Planning for the future at Christmas time

    As the end of the year approaches many agricultural families, whether tenants or owner occupiers, will be thinking to the year ahead.

    For some this quieter time of year, when families gather together, will be the ideal time to plan and discuss, not only operational aspects, but also the future management and ownership of their farms and farm businesses.

    Estate planning is the process of controlling your assets during your life-time, as well as after your death. Unlike many other businesses the farm is usually passed onto another member of the family. Succession planning is often a taboo subject within families, which goes some way to explaining the results of the recent Barclay’s Wealth survey which revealed 44% of farmers have no formal succession plan.

    Many will have an emotional as well as economic attachment to the farm, and some can never see themselves as anything but farmers. In addition, inheritance can often create tension among siblings. However, in a tough economic climate when cash flow is tight, it is more important than ever before to avoid pitfalls in relation to the transfer of heritable assets, as well as interests in farm tenancies. And it is vitally important to involve all family members in putting together an appropriate succession plan, particularly if there are additional offspring to those who are due to take over the business.

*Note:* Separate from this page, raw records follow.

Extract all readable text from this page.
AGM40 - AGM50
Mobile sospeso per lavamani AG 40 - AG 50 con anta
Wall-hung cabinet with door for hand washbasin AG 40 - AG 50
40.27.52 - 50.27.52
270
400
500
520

    A well thought out plan should focus on three main objectives: Ensuring you retain sufficient assets, and or control, to provide you with the necessary income and resources upon which to live during retirement; Ensuring that upon your death, your assets go to the people you intended, while still making provision for those outside the family business; Minimising your estate’s liability in respect of Inheritance Tax.

    Inheritance Tax reliefs, such as Agricultural Property Relief (APR) and Business Property Relief (BPR) can be a major benefit but it is essential to have a clear understanding of the rules and pitfalls if future generations are not to be saddled with substantial tax burdens.

    The rural property team at Savills have acted as expert witnesses in high profile HMRC cases such as Antrobus and Golding in relation to the application of APR to farmhouses. Savills Balfour Matrix is also a useful tool to facilitate estate planning and can help achieve a well planned approach to asset protection. This is especially important in complicated businesses with a mixture of trading and let property income, the balance of which can seriously affect any application for Business Property Relief.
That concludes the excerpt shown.